A few
months after graduating from the Corcoran College of Art and Design I sold two of my paintings. The experience really rattled
me.
It wasn't so much that someone actually paid money for my paintings. It was
because the works were so personal. One was essentially about the end of marriage, while the other was basically a portrait
of my former wife with our dog and cat.
The man who purchased them was also an older adult, divorced and a dog-owner.
I realized that I had communicated with another person through colorful images,
confirming for me what I had realized at the Corcoran about my mission as a painter -- to continue story telling, but through
visual story telling.
I had been a story teller most of my adult life as newspaper reporter and
magazine writer and editor. I had written fiction as well, two unpublished novels and several published short stories. The
root for all of the fiction, of course, was life, mine and the lives of others.

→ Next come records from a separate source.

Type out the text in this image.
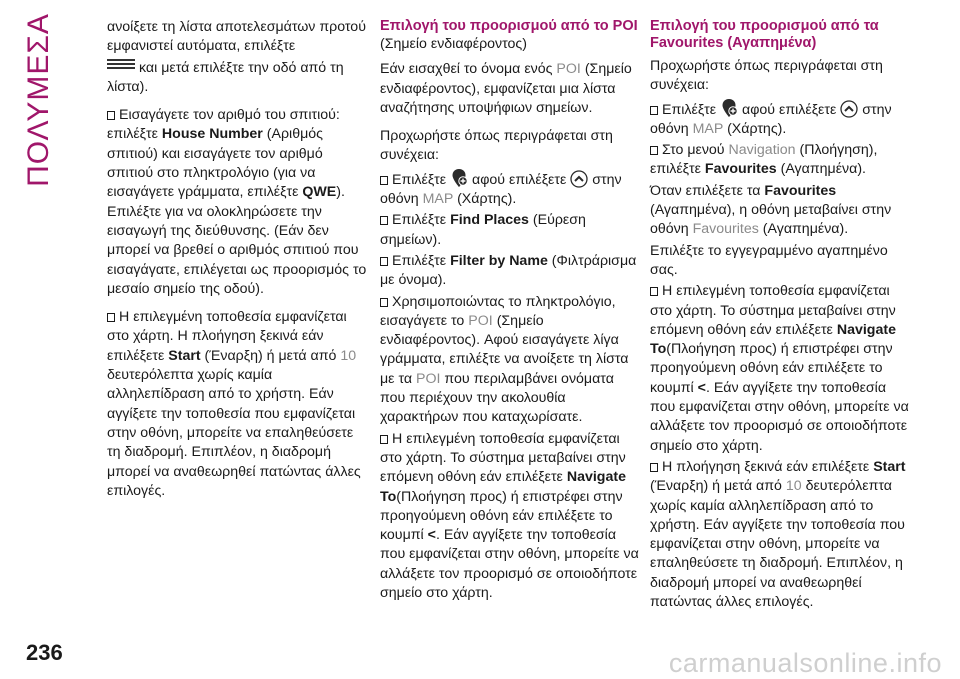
ΠΟΛΥΜΕΣΑ	ανοίξετε τη λίστα αποτελεσμάτων προτού εμφανιστεί αυτόματα, επιλέξτε

και μετά επιλέξτε την οδό από τη λίστα).

Εισαγάγετε τον αριθμό του σπιτιού: επιλέξτε House Number (Αριθμός σπιτιού) και εισαγάγετε τον αριθμό σπιτιού στο πληκτρολόγιο (για να εισαγάγετε γράμματα, επιλέξτε QWE). Επιλέξτε για να ολοκληρώσετε την εισαγωγή της διεύθυνσης. (Εάν δεν μπορεί να βρεθεί ο αριθμός σπιτιού που εισαγάγατε, επιλέγεται ως προορισμός το μεσαίο σημείο της οδού).

Η επιλεγμένη τοποθεσία εμφανίζεται στο χάρτη. Η πλοήγηση ξεκινά εάν επιλέξετε Start (Έναρξη) ή μετά από 10 δευτερόλεπτα χωρίς καμία αλληλεπίδραση από το χρήστη. Εάν αγγίξετε την τοποθεσία που εμφανίζεται στην οθόνη, μπορείτε να επαληθεύσετε τη διαδρομή. Επιπλέον, η διαδρομή μπορεί να αναθεωρηθεί πατώντας άλλες επιλογές.

Επιλογή του προορισμού από το POI

(Σημείο ενδιαφέροντος)

Εάν εισαχθεί το όνομα ενός POI (Σημείο ενδιαφέροντος), εμφανίζεται μια λίστα αναζήτησης υποψήφιων σημείων.

Προχωρήστε όπως περιγράφεται στη συνέχεια:

Επιλέξτε αφού επιλέξετε στην οθόνη MAP (Χάρτης).

Επιλέξτε Find Places (Εύρεση σημείων).

Επιλέξτε Filter by Name (Φιλτράρισμα με όνομα).

Χρησιμοποιώντας το πληκτρολόγιο, εισαγάγετε το POI (Σημείο ενδιαφέροντος). Αφού εισαγάγετε λίγα γράμματα, επιλέξτε να ανοίξετε τη λίστα με τα POI που περιλαμβάνει ονόματα που περιέχουν την ακολουθία χαρακτήρων που καταχωρίσατε.

Η επιλεγμένη τοποθεσία εμφανίζεται στο χάρτη. Το σύστημα μεταβαίνει στην επόμενη οθόνη εάν επιλέξετε Navigate To(Πλοήγηση προς) ή επιστρέφει στην προηγούμενη οθόνη εάν επιλέξετε το κουμπί <. Εάν αγγίξετε την τοποθεσία που εμφανίζεται στην οθόνη, μπορείτε να αλλάξετε τον προορισμό σε οποιοδήποτε σημείο στο χάρτη.

Επιλογή του προορισμού από τα Favourites (Αγαπημένα)

Προχωρήστε όπως περιγράφεται στη συνέχεια:

Επιλέξτε αφού επιλέξετε στην οθόνη MAP (Χάρτης).

Στο μενού Navigation (Πλοήγηση), επιλέξτε Favourites (Αγαπημένα).

Όταν επιλέξετε τα Favourites (Αγαπημένα), η οθόνη μεταβαίνει στην οθόνη Favourites (Αγαπημένα).

Επιλέξτε το εγγεγραμμένο αγαπημένο σας.

Η επιλεγμένη τοποθεσία εμφανίζεται στο χάρτη. Το σύστημα μεταβαίνει στην επόμενη οθόνη εάν επιλέξετε Navigate To(Πλοήγηση προς) ή επιστρέφει στην προηγούμενη οθόνη εάν επιλέξετε το κουμπί <. Εάν αγγίξετε την τοποθεσία που εμφανίζεται στην οθόνη, μπορείτε να αλλάξετε τον προορισμό σε οποιοδήποτε σημείο στο χάρτη.

Η πλοήγηση ξεκινά εάν επιλέξετε Start (Έναρξη) ή μετά από 10 δευτερόλεπτα χωρίς καμία αλληλεπίδραση από το χρήστη. Εάν αγγίξετε την τοποθεσία που εμφανίζεται στην οθόνη, μπορείτε να επαληθεύσετε τη διαδρομή. Επιπλέον, η διαδρομή μπορεί να αναθεωρηθεί πατώντας άλλες επιλογές.

236	carmanualsonline.info
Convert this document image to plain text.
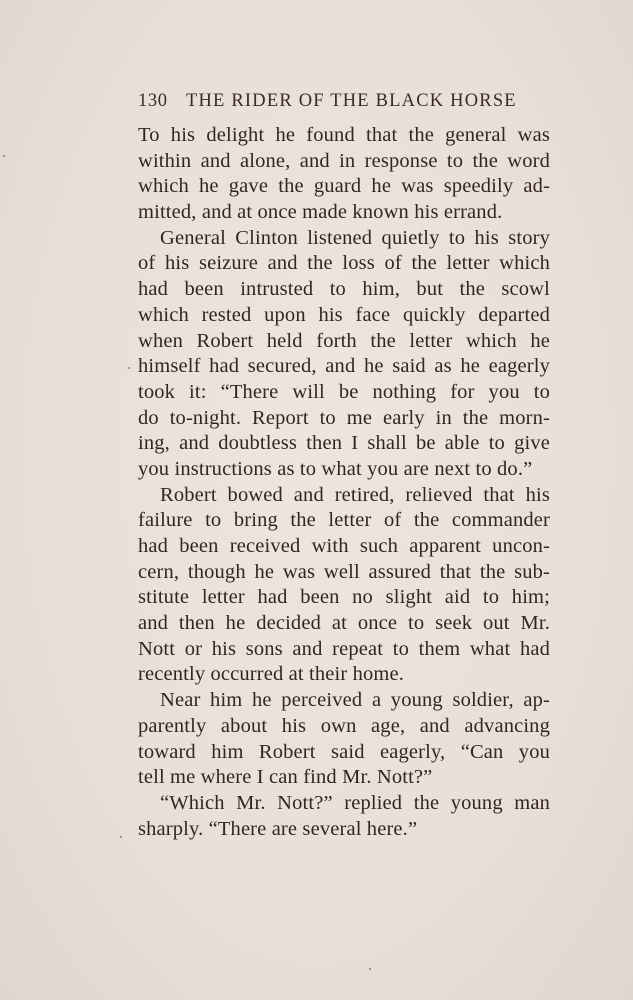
130 THE RIDER OF THE BLACK HORSE
To his delight he found that the general was
within and alone, and in response to the word
which he gave the guard he was speedily ad-
mitted, and at once made known his errand.
General Clinton listened quietly to his story
of his seizure and the loss of the letter which
had been intrusted to him, but the scowl
which rested upon his face quickly departed
when Robert held forth the letter which he
himself had secured, and he said as he eagerly
took it: “There will be nothing for you to
do to-night. Report to me early in the morn-
ing, and doubtless then I shall be able to give
you instructions as to what you are next to do.”
Robert bowed and retired, relieved that his
failure to bring the letter of the commander
had been received with such apparent uncon-
cern, though he was well assured that the sub-
stitute letter had been no slight aid to him;
and then he decided at once to seek out Mr.
Nott or his sons and repeat to them what had
recently occurred at their home.
Near him he perceived a young soldier, ap-
parently about his own age, and advancing
toward him Robert said eagerly, “Can you
tell me where I can find Mr. Nott?”
“Which Mr. Nott?” replied the young man
sharply. “There are several here.”
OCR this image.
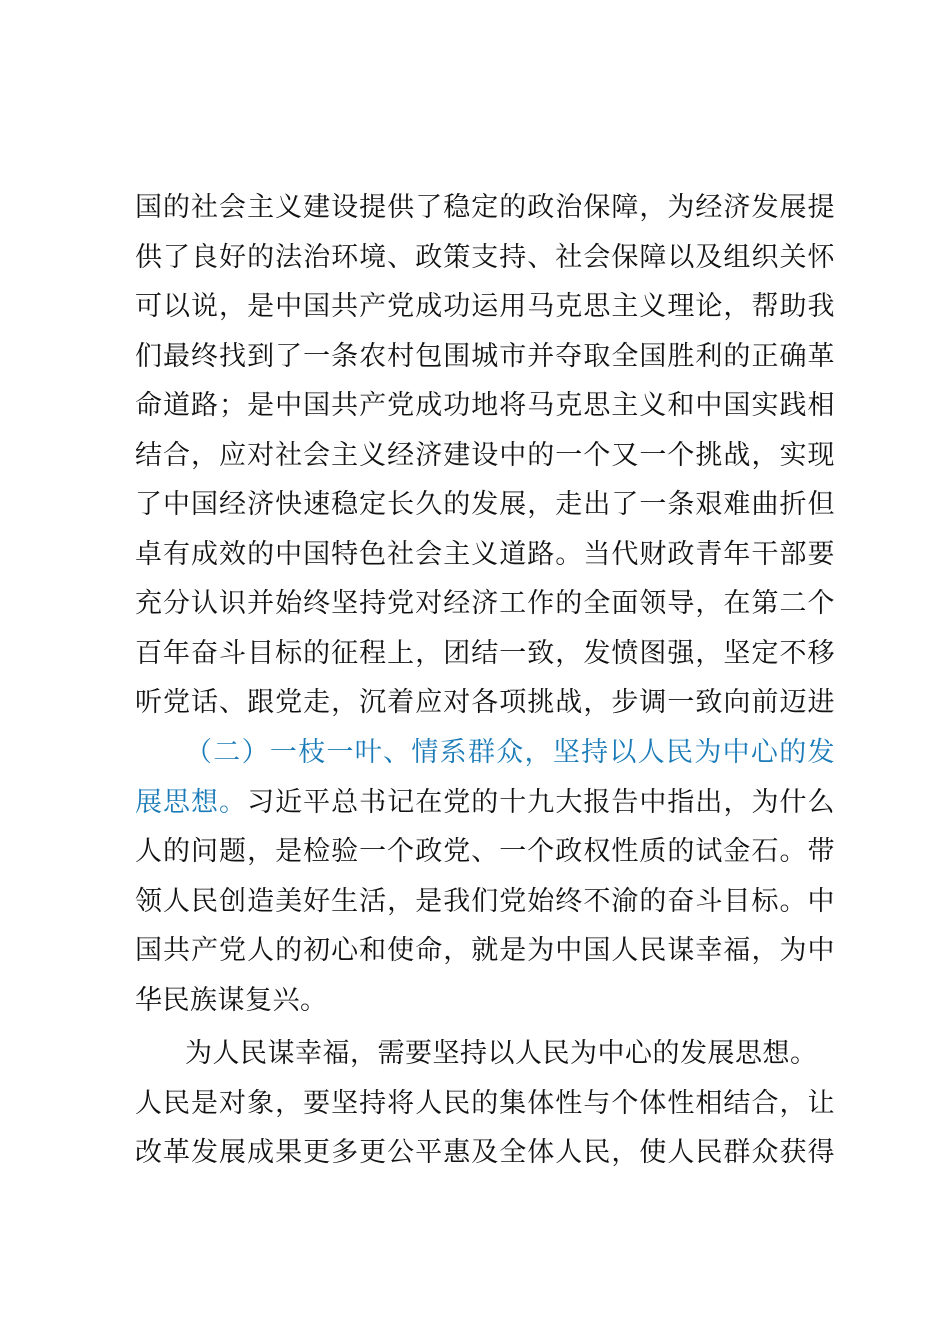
国的社会主义建设提供了稳定的政治保障，为经济发展提
供了良好的法治环境、政策支持、社会保障以及组织关怀
可以说，是中国共产党成功运用马克思主义理论，帮助我
们最终找到了一条农村包围城市并夺取全国胜利的正确革
命道路；是中国共产党成功地将马克思主义和中国实践相
结合，应对社会主义经济建设中的一个又一个挑战，实现
了中国经济快速稳定长久的发展，走出了一条艰难曲折但
卓有成效的中国特色社会主义道路。当代财政青年干部要
充分认识并始终坚持党对经济工作的全面领导，在第二个
百年奋斗目标的征程上，团结一致，发愤图强，坚定不移
听党话、跟党走，沉着应对各项挑战，步调一致向前迈进
（二）一枝一叶、情系群众，坚持以人民为中心的发
展思想。习近平总书记在党的十九大报告中指出，为什么
人的问题，是检验一个政党、一个政权性质的试金石。带
领人民创造美好生活，是我们党始终不渝的奋斗目标。中
国共产党人的初心和使命，就是为中国人民谋幸福，为中
华民族谋复兴。
为人民谋幸福，需要坚持以人民为中心的发展思想。
人民是对象，要坚持将人民的集体性与个体性相结合，让
改革发展成果更多更公平惠及全体人民，使人民群众获得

Visually, in the study of art and in learning to make art, I had intuitively
responded to early 20th Century painters and their bright, symbolic primary colors: Gabriele Munter, Edvard Munch, Pierre
Bonnard, Ernst Kirchner, Max Beckmann, Henri Matisse and Pablo Picasso (especially his blue period). For me, they painted
about what was in their lives and what they saw and knew. Visually, as I learned from the Germans, Munch and Bonnard, I also
work for imbalance, in the odd perspectives, composition and seemingly crude drawing as a way to pull viewers in.
I had entered art school in my late 40s, about five years after I first started
painting.
Painting. Applying paint to a surface.
There are those who consider painting, especially narrative, figurative painting,
so retro, so out of it, so un-contemporary. Where are the digital images, the found objects, the massive constructions?
As I say to some of my long-suffering friends who roll their eyes at yet
another pathological painting about marriage, divorce and longing: So what?
My paintings really serve more as elegies than as pathologies. Many are celebrations
of a loving domesticity, even if the domesticity and love are nostalgic. As for the recurring dog, she is an art-historic
symbol of domesticity, dependability and unconditional love. Some of the paintings are "fun," friends and their children playing
in a park or farm scenes with horses, cows and pigs, while others are fantastical domestic scenes with an imaginary wife,
child and pets.
Again: So what?
A line from a Bob Dylan song has the character singing that his future is
in his past.
For me, my future is my past (and sometimes present) and that is what I am
communicating: emotions and celebrations of a life that now seem out of reach. Except in painting.
As in serious fiction writing, where it is often best to write about what
you know, the same applies to painting: paint about what you know, what you miss and what you desire.